Image and Scanner Interface Specification (ISIS) is an industry standard interface for image scanning technologies, developed by Pixel Translations in 1990 (today: EMC captiva).
It's an open standard for scanner control and a complete image-processing framework. Now supported by a large number of application and scanner vendors, and rapidly becoming a de facto industry standard, Makes it possible for application developers to build very complex image capture systems quickly and reliably using any ISIS certified driver.
The modular design is such that it allows the scanner to be accessed both directly or with built-in routines to handle most situations automatically.
A message-based interface with tags is used, such that features, operations, and formats not yet supported by ISIS can be added as desired without waiting for a new version of the specification.
The standard addresses all of the issues that an application using a scanner must address. Such tasks as selecting, installing, and configuring a new scanner, setting scanner-specific parameters, scanning, reading, and writing files, and fast image scaling, rotating, displaying, and printing. Drivers have been written to dynamically process data for operations such as converting grayscale to binary image data.
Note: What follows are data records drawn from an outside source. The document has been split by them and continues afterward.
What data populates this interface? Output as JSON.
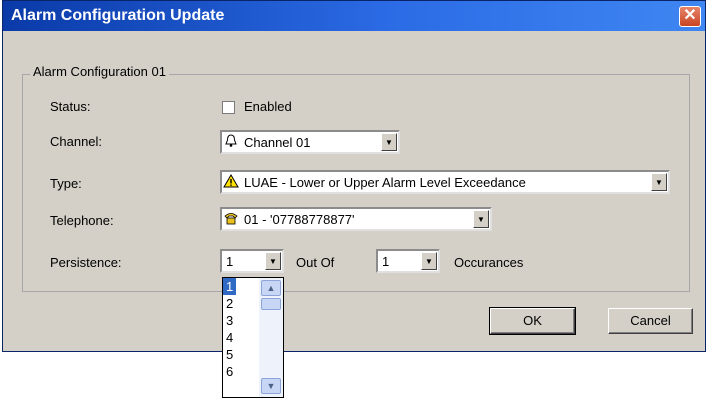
{
  "window": {
    "title": "Alarm Configuration Update",
    "close_glyph": "✕"
  },
  "group": {
    "legend": "Alarm Configuration 01"
  },
  "fields": {
    "status_label": "Status:",
    "status_checkbox_label": "Enabled",
    "status_checked": false,
    "channel_label": "Channel:",
    "channel_value": "Channel 01",
    "type_label": "Type:",
    "type_value": "LUAE - Lower or Upper Alarm Level Exceedance",
    "telephone_label": "Telephone:",
    "telephone_value": "01  -  '07788778877'",
    "persistence_label": "Persistence:",
    "persistence_value": "1",
    "out_of_label": "Out Of",
    "out_of_value": "1",
    "occurances_label": "Occurances"
  },
  "buttons": {
    "ok": "OK",
    "cancel": "Cancel"
  },
  "dropdown": {
    "items": [
      "1",
      "2",
      "3",
      "4",
      "5",
      "6"
    ],
    "selected": "1"
  },
  "icons": {
    "channel": "bell-icon",
    "type": "warning-icon",
    "telephone": "phone-icon",
    "dropdown_arrow": "chevron-down-icon",
    "scroll_up": "chevron-up-icon",
    "scroll_down": "chevron-down-icon"
  },
  "colors": {
    "title_bar": "#0a3aa8",
    "dialog_bg": "#d4d0c8",
    "selection": "#316ac5",
    "close_button": "#c94523"
  }
}
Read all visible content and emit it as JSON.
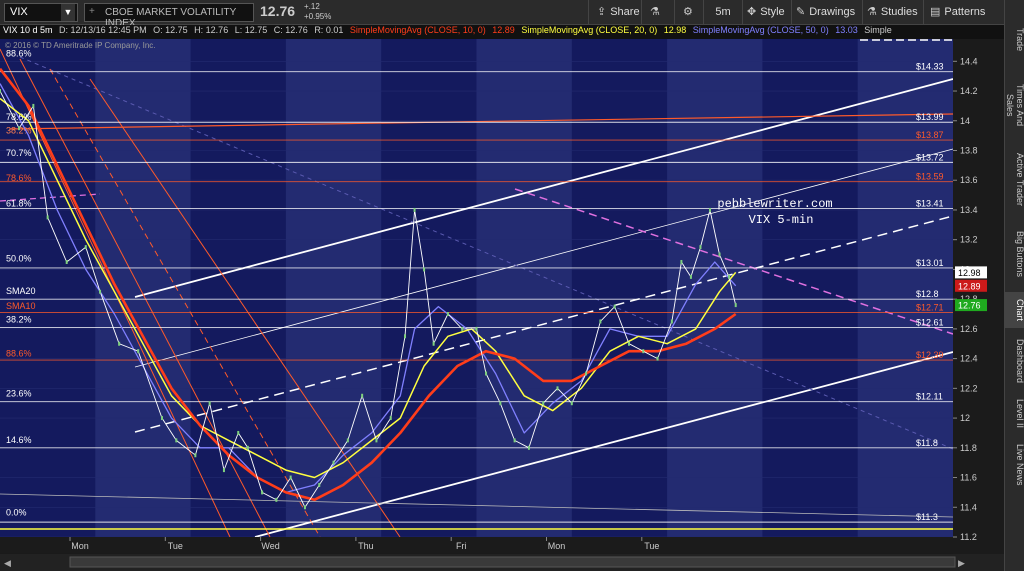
{
  "toolbar": {
    "symbol": "VIX",
    "name": "CBOE MARKET VOLATILITY INDEX",
    "last": "12.76",
    "change": "+.12",
    "change_pct": "+0.95%",
    "share": "Share",
    "timeframe": "5m",
    "style": "Style",
    "drawings": "Drawings",
    "studies": "Studies",
    "patterns": "Patterns"
  },
  "infobar": {
    "period": "VIX 10 d 5m",
    "date": "D: 12/13/16 12:45 PM",
    "open": "O: 12.75",
    "high": "H: 12.76",
    "low": "L: 12.75",
    "close": "C: 12.76",
    "range": "R: 0.01",
    "sma10_label": "SimpleMovingAvg (CLOSE, 10, 0)",
    "sma10_value": "12.89",
    "sma20_label": "SimpleMovingAvg (CLOSE, 20, 0)",
    "sma20_value": "12.98",
    "sma50_label": "SimpleMovingAvg (CLOSE, 50, 0)",
    "sma50_value": "13.03",
    "more": "Simple"
  },
  "sidebar": [
    "Trade",
    "Times And Sales",
    "Active Trader",
    "Big Buttons",
    "Chart",
    "Dashboard",
    "Level II",
    "Live News"
  ],
  "chart_data": {
    "type": "line",
    "title": "",
    "copyright": "© 2016 © TD Ameritrade IP Company, Inc.",
    "watermark": [
      "pebblewriter.com",
      "VIX 5-min"
    ],
    "x_ticks": [
      "Mon",
      "Tue",
      "Wed",
      "Thu",
      "Fri",
      "Mon",
      "Tue"
    ],
    "y_ticks": [
      11.2,
      11.4,
      11.6,
      11.8,
      12,
      12.2,
      12.4,
      12.6,
      12.8,
      13,
      13.2,
      13.4,
      13.6,
      13.8,
      14,
      14.2,
      14.4
    ],
    "ylim": [
      11.2,
      14.55
    ],
    "grid": true,
    "x_range": [
      0,
      10
    ],
    "close": [
      [
        0,
        14.2
      ],
      [
        0.2,
        13.95
      ],
      [
        0.35,
        14.1
      ],
      [
        0.5,
        13.35
      ],
      [
        0.7,
        13.05
      ],
      [
        0.9,
        13.15
      ],
      [
        1.05,
        12.85
      ],
      [
        1.25,
        12.5
      ],
      [
        1.45,
        12.45
      ],
      [
        1.7,
        12.0
      ],
      [
        1.85,
        11.85
      ],
      [
        2.05,
        11.75
      ],
      [
        2.2,
        12.1
      ],
      [
        2.35,
        11.65
      ],
      [
        2.5,
        11.9
      ],
      [
        2.6,
        11.8
      ],
      [
        2.75,
        11.5
      ],
      [
        2.9,
        11.45
      ],
      [
        3.05,
        11.6
      ],
      [
        3.2,
        11.4
      ],
      [
        3.35,
        11.55
      ],
      [
        3.5,
        11.7
      ],
      [
        3.65,
        11.85
      ],
      [
        3.8,
        12.15
      ],
      [
        3.95,
        11.85
      ],
      [
        4.1,
        12.0
      ],
      [
        4.25,
        12.55
      ],
      [
        4.35,
        13.4
      ],
      [
        4.45,
        13.0
      ],
      [
        4.55,
        12.5
      ],
      [
        4.7,
        12.7
      ],
      [
        4.85,
        12.6
      ],
      [
        5.0,
        12.6
      ],
      [
        5.1,
        12.3
      ],
      [
        5.25,
        12.1
      ],
      [
        5.4,
        11.85
      ],
      [
        5.55,
        11.8
      ],
      [
        5.7,
        12.1
      ],
      [
        5.85,
        12.2
      ],
      [
        6.0,
        12.1
      ],
      [
        6.15,
        12.3
      ],
      [
        6.3,
        12.65
      ],
      [
        6.45,
        12.75
      ],
      [
        6.6,
        12.5
      ],
      [
        6.75,
        12.45
      ],
      [
        6.9,
        12.4
      ],
      [
        7.05,
        12.65
      ],
      [
        7.15,
        13.05
      ],
      [
        7.25,
        12.95
      ],
      [
        7.35,
        13.15
      ],
      [
        7.45,
        13.4
      ],
      [
        7.55,
        13.1
      ],
      [
        7.65,
        12.95
      ],
      [
        7.72,
        12.76
      ]
    ],
    "series": [
      {
        "name": "SimpleMovingAvg (CLOSE, 10, 0)",
        "color": "#8080ff",
        "last": 12.89,
        "points": [
          [
            0,
            14.25
          ],
          [
            0.3,
            13.9
          ],
          [
            0.6,
            13.4
          ],
          [
            0.9,
            13.0
          ],
          [
            1.2,
            12.7
          ],
          [
            1.5,
            12.35
          ],
          [
            1.8,
            12.0
          ],
          [
            2.1,
            11.8
          ],
          [
            2.4,
            11.8
          ],
          [
            2.7,
            11.6
          ],
          [
            3.0,
            11.5
          ],
          [
            3.3,
            11.55
          ],
          [
            3.6,
            11.75
          ],
          [
            3.9,
            11.9
          ],
          [
            4.2,
            12.15
          ],
          [
            4.35,
            12.6
          ],
          [
            4.6,
            12.75
          ],
          [
            4.9,
            12.6
          ],
          [
            5.2,
            12.3
          ],
          [
            5.5,
            11.9
          ],
          [
            5.8,
            12.1
          ],
          [
            6.1,
            12.25
          ],
          [
            6.4,
            12.6
          ],
          [
            6.7,
            12.55
          ],
          [
            7.0,
            12.55
          ],
          [
            7.3,
            12.9
          ],
          [
            7.5,
            13.05
          ],
          [
            7.72,
            12.89
          ]
        ]
      },
      {
        "name": "SimpleMovingAvg (CLOSE, 20, 0)",
        "color": "#ffff40",
        "last": 12.98,
        "points": [
          [
            0,
            14.15
          ],
          [
            0.3,
            14.0
          ],
          [
            0.6,
            13.6
          ],
          [
            0.9,
            13.2
          ],
          [
            1.2,
            12.85
          ],
          [
            1.5,
            12.5
          ],
          [
            1.8,
            12.15
          ],
          [
            2.1,
            11.95
          ],
          [
            2.4,
            11.85
          ],
          [
            2.7,
            11.75
          ],
          [
            3.0,
            11.65
          ],
          [
            3.3,
            11.6
          ],
          [
            3.6,
            11.7
          ],
          [
            3.9,
            11.85
          ],
          [
            4.2,
            12.0
          ],
          [
            4.45,
            12.35
          ],
          [
            4.7,
            12.55
          ],
          [
            4.95,
            12.6
          ],
          [
            5.2,
            12.45
          ],
          [
            5.5,
            12.15
          ],
          [
            5.8,
            12.05
          ],
          [
            6.1,
            12.2
          ],
          [
            6.4,
            12.45
          ],
          [
            6.7,
            12.55
          ],
          [
            7.0,
            12.5
          ],
          [
            7.3,
            12.6
          ],
          [
            7.55,
            12.85
          ],
          [
            7.72,
            12.98
          ]
        ]
      },
      {
        "name": "SimpleMovingAvg (CLOSE, 50, 0)",
        "color": "#ff3d1a",
        "last": 13.03,
        "points": [
          [
            0,
            14.35
          ],
          [
            0.3,
            14.1
          ],
          [
            0.6,
            13.7
          ],
          [
            0.9,
            13.3
          ],
          [
            1.2,
            12.9
          ],
          [
            1.5,
            12.55
          ],
          [
            1.8,
            12.2
          ],
          [
            2.1,
            11.95
          ],
          [
            2.4,
            11.75
          ],
          [
            2.7,
            11.6
          ],
          [
            3.0,
            11.5
          ],
          [
            3.3,
            11.45
          ],
          [
            3.6,
            11.55
          ],
          [
            3.9,
            11.7
          ],
          [
            4.2,
            11.9
          ],
          [
            4.5,
            12.15
          ],
          [
            4.8,
            12.35
          ],
          [
            5.1,
            12.45
          ],
          [
            5.4,
            12.4
          ],
          [
            5.7,
            12.25
          ],
          [
            6.0,
            12.25
          ],
          [
            6.3,
            12.35
          ],
          [
            6.6,
            12.45
          ],
          [
            6.9,
            12.45
          ],
          [
            7.2,
            12.5
          ],
          [
            7.5,
            12.6
          ],
          [
            7.72,
            12.7
          ]
        ]
      }
    ],
    "horizontal_levels": [
      {
        "value": 14.33,
        "label": "$14.33",
        "color": "#ffffff"
      },
      {
        "value": 13.99,
        "label": "$13.99",
        "color": "#ffffff"
      },
      {
        "value": 13.87,
        "label": "$13.87",
        "color": "#ff5a2a"
      },
      {
        "value": 13.72,
        "label": "$13.72",
        "color": "#ffffff"
      },
      {
        "value": 13.59,
        "label": "$13.59",
        "color": "#ff5a2a"
      },
      {
        "value": 13.41,
        "label": "$13.41",
        "color": "#ffffff"
      },
      {
        "value": 13.01,
        "label": "$13.01",
        "color": "#ffffff"
      },
      {
        "value": 12.8,
        "label": "$12.8",
        "color": "#ffffff"
      },
      {
        "value": 12.71,
        "label": "$12.71",
        "color": "#ff5a2a"
      },
      {
        "value": 12.61,
        "label": "$12.61",
        "color": "#ffffff"
      },
      {
        "value": 12.39,
        "label": "$12.39",
        "color": "#ff5a2a"
      },
      {
        "value": 12.11,
        "label": "$12.11",
        "color": "#ffffff"
      },
      {
        "value": 11.8,
        "label": "$11.8",
        "color": "#ffffff"
      },
      {
        "value": 11.3,
        "label": "$11.3",
        "color": "#ffffff"
      }
    ],
    "fib_labels": [
      {
        "value": 14.42,
        "text": "88.6%",
        "color": "#ffffff"
      },
      {
        "value": 13.99,
        "text": "78.6%",
        "color": "#ffffff"
      },
      {
        "value": 13.9,
        "text": "38.2%",
        "color": "#ff7f50"
      },
      {
        "value": 13.75,
        "text": "70.7%",
        "color": "#ffffff"
      },
      {
        "value": 13.58,
        "text": "78.6%",
        "color": "#ff5a2a"
      },
      {
        "value": 13.41,
        "text": "61.8%",
        "color": "#ffffff"
      },
      {
        "value": 13.04,
        "text": "50.0%",
        "color": "#ffffff"
      },
      {
        "value": 12.82,
        "text": "SMA20",
        "color": "#ffffff"
      },
      {
        "value": 12.72,
        "text": "SMA10",
        "color": "#ff5a2a"
      },
      {
        "value": 12.63,
        "text": "38.2%",
        "color": "#ffffff"
      },
      {
        "value": 12.4,
        "text": "88.6%",
        "color": "#ff5a2a"
      },
      {
        "value": 12.13,
        "text": "23.6%",
        "color": "#ffffff"
      },
      {
        "value": 11.82,
        "text": "14.6%",
        "color": "#ffffff"
      },
      {
        "value": 11.33,
        "text": "0.0%",
        "color": "#ffffff"
      }
    ],
    "price_tags": [
      {
        "value": 12.98,
        "text": "12.98",
        "bg": "#ffffff",
        "fg": "#000000"
      },
      {
        "value": 12.89,
        "text": "12.89",
        "bg": "#cc1a1a",
        "fg": "#ffffff"
      },
      {
        "value": 12.76,
        "text": "12.76",
        "bg": "#1faa1f",
        "fg": "#ffffff"
      }
    ],
    "colors": {
      "background": "#141a5e",
      "band": "#303a82",
      "candle_line": "#ffffff",
      "axis_bg": "#1b1b1b"
    }
  }
}
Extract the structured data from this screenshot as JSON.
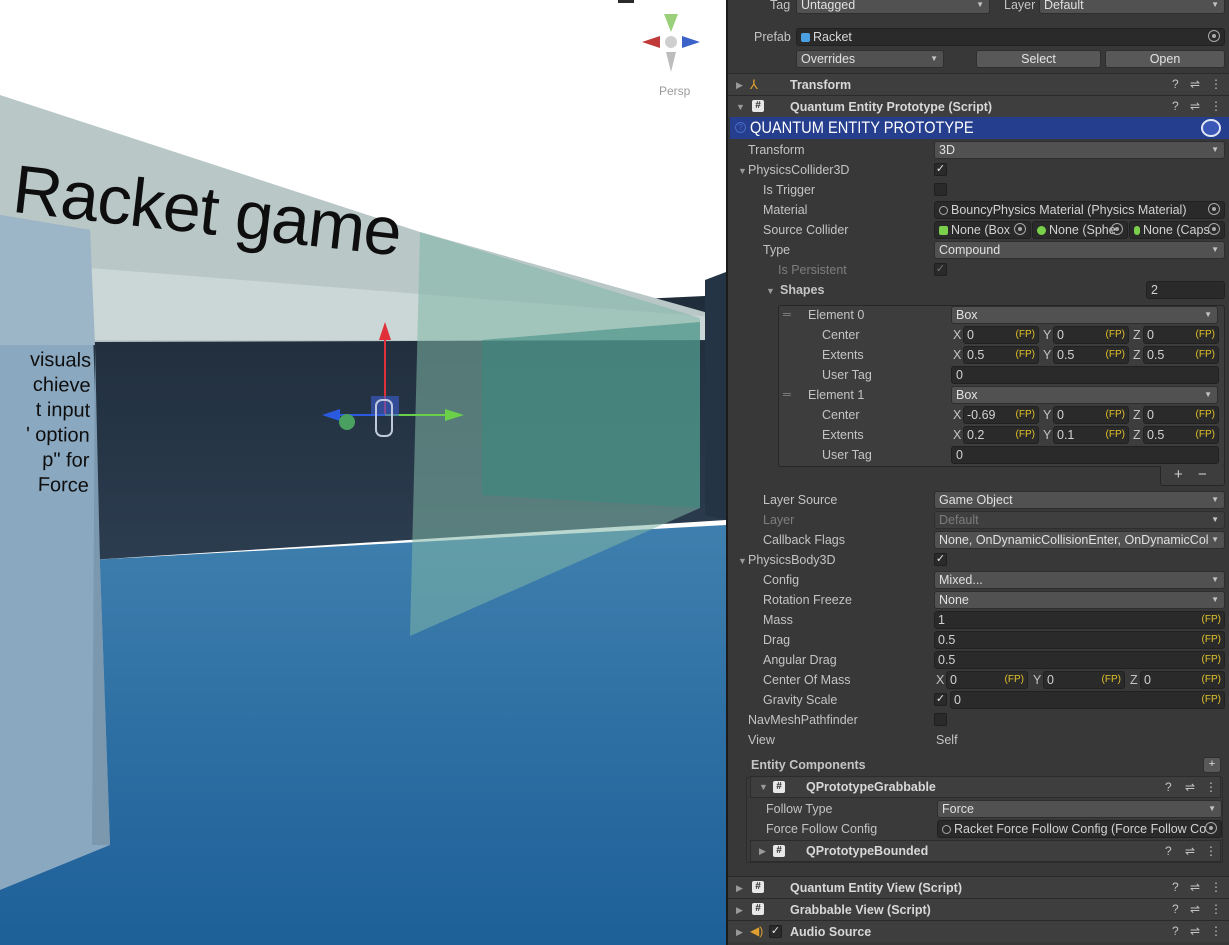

The interface can run scanners at or above their rated speed. By linking drivers together in a pipe so that data flows from scanner driver to compression driver, to packaging driver, to a file, viewer, or printer in a continuous stream, usually without the need to buffer more than a small portion of the full image. Because the pipeline arrangement, each driver is specialized to perform only one function. Drivers are typically small and modular, which makes introduction of new functionality to an existing application doable with very little modification.